A quote from the book: “The goal is to create a system in which learners engage in an abstract challenge, defined by rules, interactivity, and feedback that results in a quantifiable outcome ideally eliciting an emotional reaction.”
And I realized that the little drawing routine I present in my memory drawing workbook is a game according to that definition! I realized that was part of why I liked it so much. It’s challenging to draw from memory. The rule is you follow the sequence: observation, draw from memory, correct, draw from memory again. There is a quantifiable outcome in the form of two drawings, the second one hopefully a lot better than the first one, which, when a subject was chosen that was easy enough, elicits an emotional reaction.
It’s not an exercise but rather a little game you can play every day!
Why is that important? Because playing games is something we do for fun. And it makes it that much easier to learn new things if we don’t realize we’re learning and are just having fun.
I’ve created a page with ‘games,’ exercises that can feel like playing.
Books feed the brain. Reading non-fiction is a way better use of your time than being on social media. If you’re not drawing, that is! It’s fun for me to figure out how such a subject relates to what I am doing with Practice Drawing This.
Something weird happened the past few weeks. I used to get a satisfying dopamine hit from adding to or improving the Practice Drawing This website in some way. I could look back at the end of the day and feel proud of having done something cool.
But that went away recently.
The mistake I made was creating a comprehensive to-do list of things I wanted to do for the site. Up to that point, it was all in my head, but now it was a list. It sounds like a good plan on paper, but in reality, it becomes a monument of failure as it grows and grows and grows. Look at all the things I need to do still!
I’d add a new model, improve something, and, in the process, come up with a ton of new things to do for the site, effectively lengthening the to-do list, not shortening it.
I decided to slow that down and focus more on drawing. That’s the whole point of the thing, after all.

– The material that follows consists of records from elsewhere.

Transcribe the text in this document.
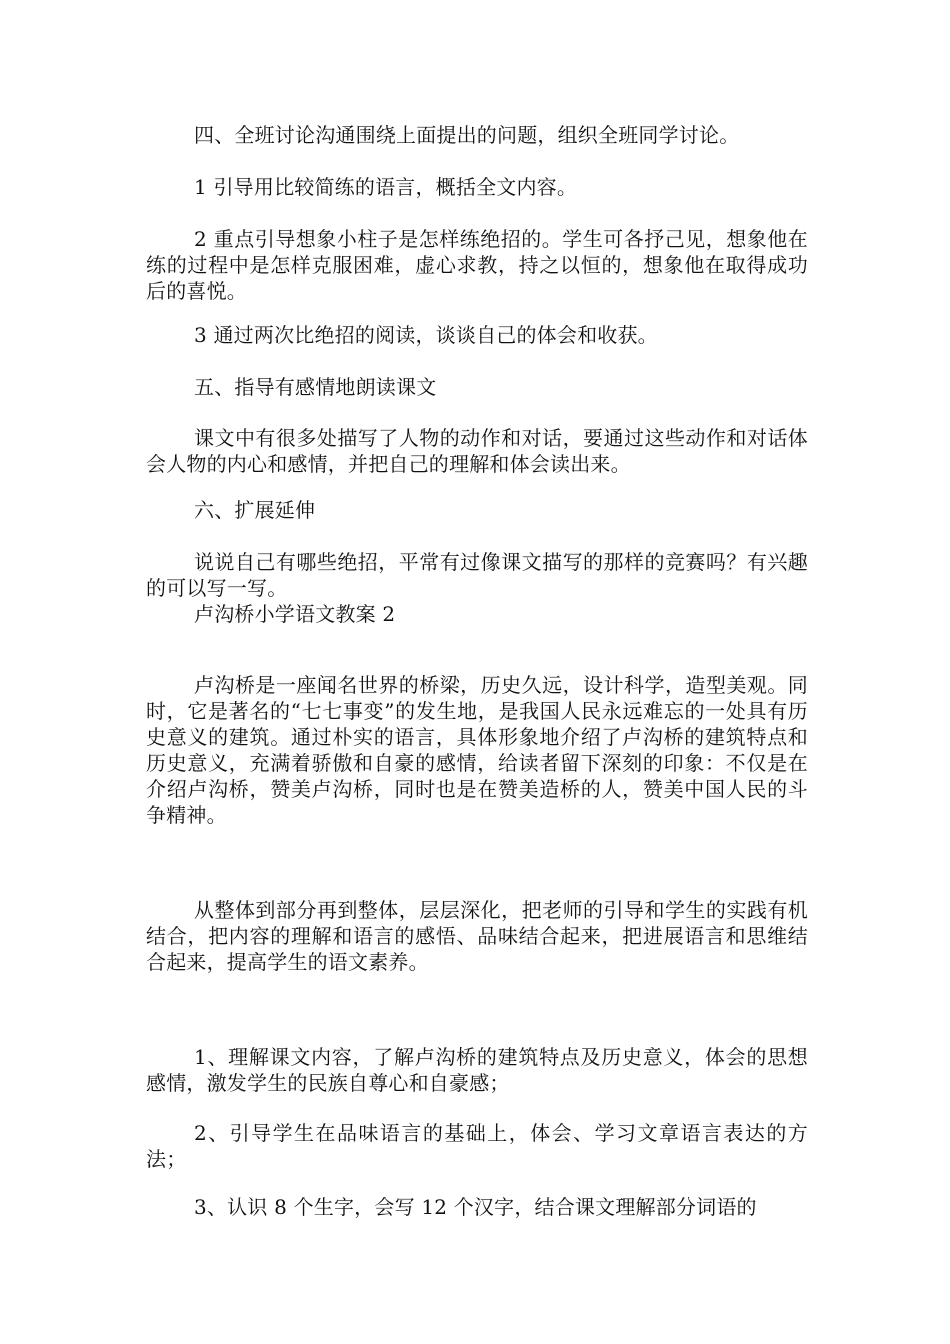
四、全班讨论沟通围绕上面提出的问题，组织全班同学讨论。

1 引导用比较简练的语言，概括全文内容。

2 重点引导想象小柱子是怎样练绝招的。学生可各抒己见，想象他在练的过程中是怎样克服困难，虚心求教，持之以恒的，想象他在取得成功后的喜悦。

3 通过两次比绝招的阅读，谈谈自己的体会和收获。

五、指导有感情地朗读课文

课文中有很多处描写了人物的动作和对话，要通过这些动作和对话体会人物的内心和感情，并把自己的理解和体会读出来。

六、扩展延伸

说说自己有哪些绝招，平常有过像课文描写的那样的竞赛吗？有兴趣的可以写一写。

卢沟桥小学语文教案 2

卢沟桥是一座闻名世界的桥梁，历史久远，设计科学，造型美观。同时，它是著名的“七七事变”的发生地，是我国人民永远难忘的一处具有历史意义的建筑。通过朴实的语言，具体形象地介绍了卢沟桥的建筑特点和历史意义，充满着骄傲和自豪的感情，给读者留下深刻的印象：不仅是在介绍卢沟桥，赞美卢沟桥，同时也是在赞美造桥的人，赞美中国人民的斗争精神。

从整体到部分再到整体，层层深化，把老师的引导和学生的实践有机结合，把内容的理解和语言的感悟、品味结合起来，把进展语言和思维结合起来，提高学生的语文素养。

1、理解课文内容，了解卢沟桥的建筑特点及历史意义，体会的思想感情，激发学生的民族自尊心和自豪感；

2、引导学生在品味语言的基础上，体会、学习文章语言表达的方法；

3、认识 8 个生字，会写 12 个汉字，结合课文理解部分词语的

Someone reached out to me to ask if the older torso model, the one with the two boxes, was still available, as they couldn’t find it. I replaced it with the new torso model because the older one was too inaccurate. Notably, there was often no believable spine between the chest and hip.
On the website, I have re-introduced the older model that approximated the torso through boxes by using the new torso model, modifying it so that you see the boxes.
This is one small example of the many items on the long list of things I can add or improve to the Practice Drawing This website.